Hechos, no bulos |
18 de abril 2026 - 03:09
Resulta casi fascinante, por lo audaz, que María Jesús Montero haya decidido desembarcar en la campaña andaluza con el grito como única partitura y el añadido bulo del copago sanitario como estandarte. Es una estrategia fallida que subestima la inteligencia de una tierra que ya no se deja tutelar por el miedo. Los andaluces hemos desarrollado una suerte de clarividencia política, un instinto refinado tras décadas de promesas incumplidas, que nos permite detectar la mentira antes incluso de que termine de ser pronunciada. El veredicto de la calle es que no te creemos, María Jesús; sabemos que mientes y, simplemente, aquí ya no cuela. Esa insistencia en agitar el fantasma de un copago inexistente, negado por activa y por pasiva por la gestión serena de Juanma Moreno, choca frontalmente con la realidad de un presupuesto de 16.266 millones de euros, un 45% más elevado que el que ella misma administró. Mientras Montero llega con la estridencia de quien se sabe de paso, manteniendo su acta de diputada en Madrid como si fuera un salvoconducto para huir tras el 17 de mayo, los andaluces observan los datos con la calma de quien ha comparado dos épocas. Ella fue la arquitecta de una sanidad en mínimos, con el gasto por habitante más bajo de España, apenas 1.000 euros, mientras hoy esa inversión ha subido a los 1.600 euros.
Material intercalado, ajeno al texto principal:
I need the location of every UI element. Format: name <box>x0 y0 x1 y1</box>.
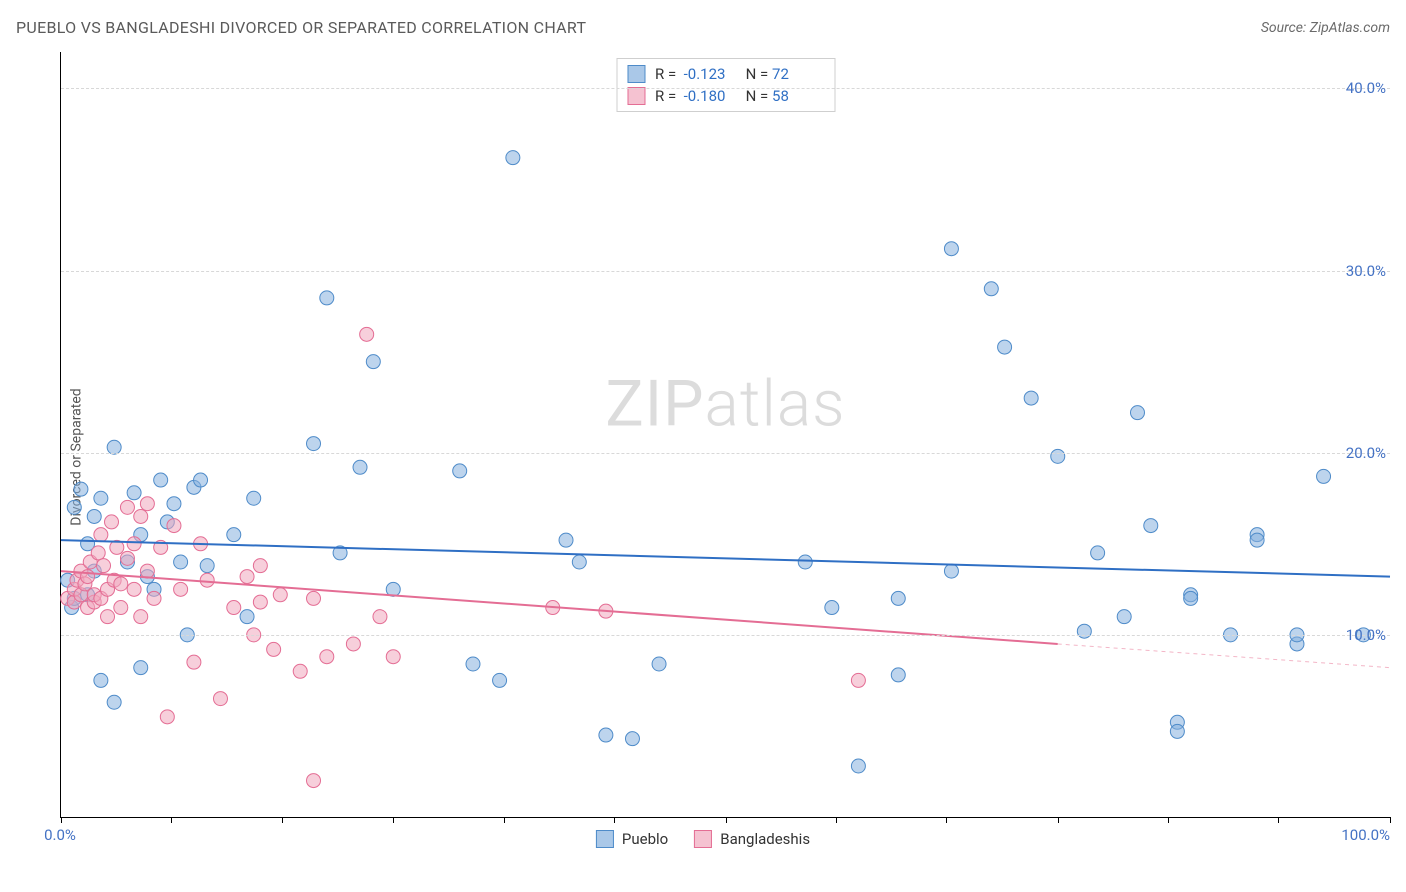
y-tick-label: 30.0% <box>1346 262 1386 280</box>
chart-container: Divorced or Separated ZIPatlas R = -0.12… <box>16 52 1390 862</box>
y-tick-label: 20.0% <box>1346 444 1386 462</box>
x-axis-label-max: 100.0% <box>1341 826 1390 844</box>
plot-area: ZIPatlas R = -0.123 N = 72 R = -0.180 N … <box>60 52 1390 818</box>
y-tick-label: 10.0% <box>1346 626 1386 644</box>
legend-item-pueblo: Pueblo <box>596 830 668 848</box>
legend-label-pueblo: Pueblo <box>622 830 668 848</box>
swatch-bangladeshi-icon <box>694 830 712 848</box>
chart-title: PUEBLO VS BANGLADESHI DIVORCED OR SEPARA… <box>16 18 586 37</box>
legend-label-bangladeshi: Bangladeshis <box>720 830 810 848</box>
x-axis-label-min: 0.0% <box>44 826 76 844</box>
series-legend: Pueblo Bangladeshis <box>596 830 810 848</box>
swatch-pueblo-icon <box>596 830 614 848</box>
scatter-svg <box>61 52 1390 817</box>
y-tick-label: 40.0% <box>1346 79 1386 97</box>
legend-item-bangladeshi: Bangladeshis <box>694 830 810 848</box>
source-attribution: Source: ZipAtlas.com <box>1261 20 1390 36</box>
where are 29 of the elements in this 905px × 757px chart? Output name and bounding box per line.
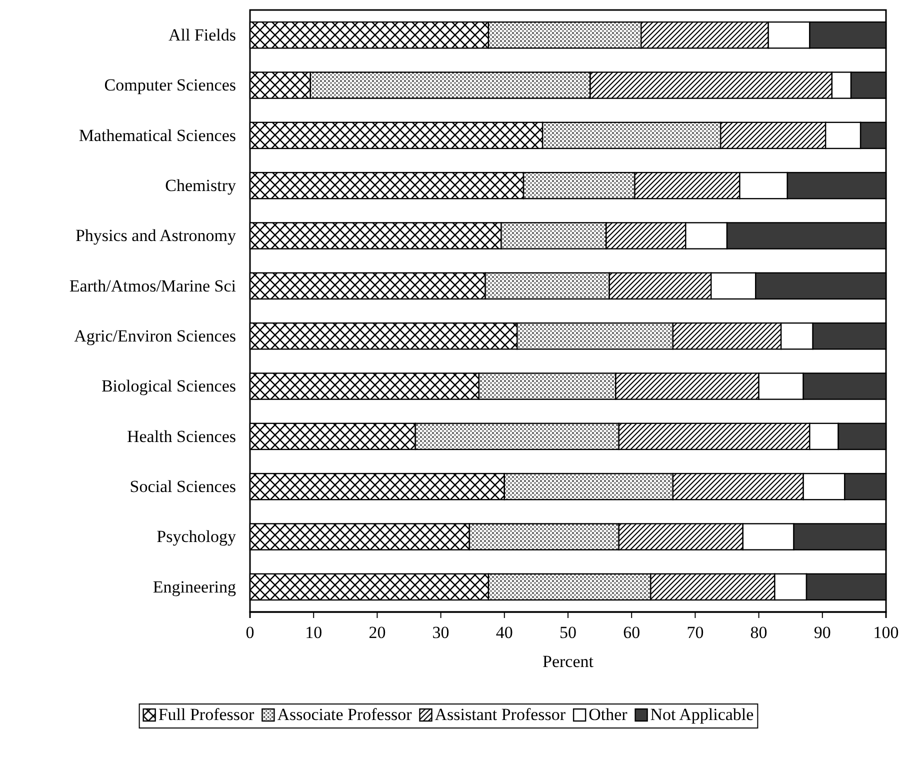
x-tick-label: 0 <box>246 623 254 642</box>
x-tick-label: 50 <box>560 623 576 642</box>
y-tick-label: All Fields <box>168 26 236 45</box>
y-tick-label: Health Sciences <box>126 426 236 446</box>
legend-label: Associate Professor <box>277 705 412 724</box>
y-tick-label: Computer Sciences <box>104 76 236 95</box>
x-tick-label: 60 <box>623 623 640 642</box>
legend-label: Not Applicable <box>650 705 754 724</box>
legend-label: Full Professor <box>158 705 255 724</box>
x-tick-label: 20 <box>368 623 386 642</box>
x-tick-label: 90 <box>814 623 831 642</box>
x-tick-label: 40 <box>496 623 513 642</box>
x-tick-label: 80 <box>750 623 768 642</box>
y-tick-label: Chemistry <box>165 176 236 196</box>
y-tick-label: Biological Sciences <box>101 376 236 396</box>
legend-label: Assistant Professor <box>434 705 566 724</box>
y-tick-label: Physics and Astronomy <box>75 226 236 246</box>
y-tick-label: Engineering <box>152 577 236 596</box>
y-tick-label: Social Sciences <box>130 477 236 496</box>
y-tick-label: Earth/Atmos/Marine Sci <box>69 276 236 296</box>
x-tick-label: 100 <box>873 623 899 642</box>
y-tick-label: Agric/Environ Sciences <box>74 326 236 346</box>
x-tick-label: 30 <box>432 623 450 642</box>
legend-label: Other <box>588 705 628 724</box>
x-tick-label: 70 <box>686 623 704 642</box>
y-tick-label: Psychology <box>156 527 236 546</box>
x-tick-label: 10 <box>305 623 322 642</box>
x-axis-title: Percent <box>542 652 594 671</box>
y-tick-label: Mathematical Sciences <box>78 126 236 145</box>
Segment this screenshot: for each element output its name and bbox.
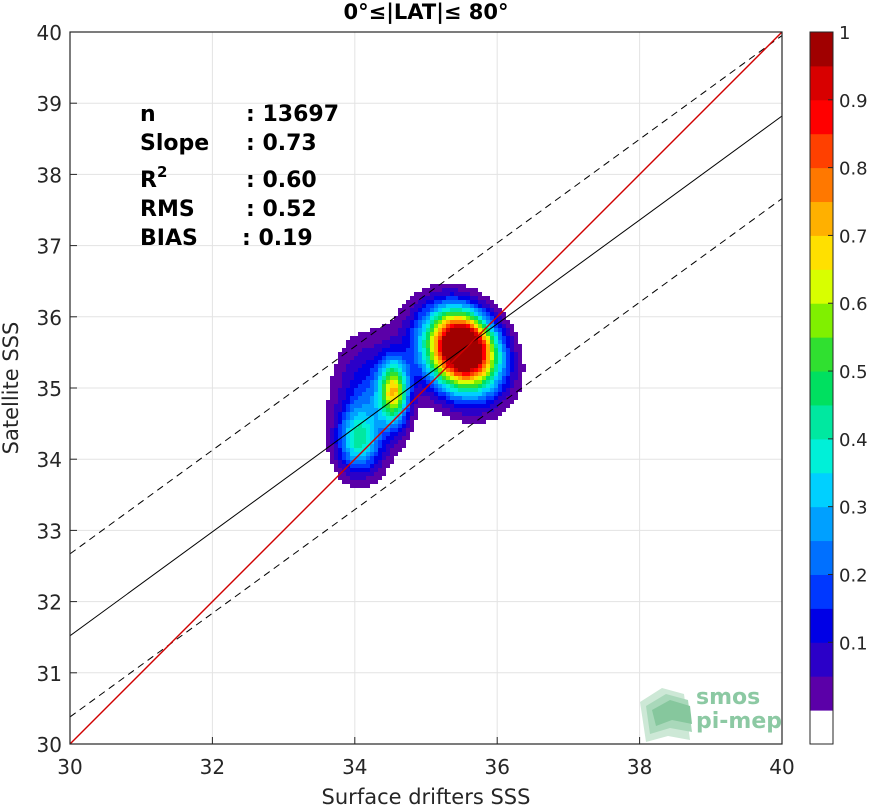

El contraste no es una opinión política, es una evidencia contable innegable. Frente a la “administración paralela”, los contratos bajo sospecha, el despido de 7700 profesionales y las condenas por cesión ilegal que marcaron su etapa, la gestión de Moreno ha aportado una eficacia libre de máculas judiciales. Es esa integridad la que ha provocado una desbandada de más de 250.000 votantes tradicionales del PSOE hacia el modelo actual; andaluces que han preferido el sosiego de un crecimiento económico del 2,8% al ruido de una candidata que parece haber olvidado que ya no manda sobre una población sumisa. El electorado andaluz es hoy el más clarividente de España: distingue el temple del nerviosismo. El 17 de mayo, Montero descubrirá que el grito es el último refugio de quien ya no tiene argumentos reales que ofrecer. La mentira no tiene espacio en una tierra que ha decidido ser motor de España y que sabe, perfectamente, quién la hizo retroceder y quién la está haciendo avanzar con hechos, no con bulos.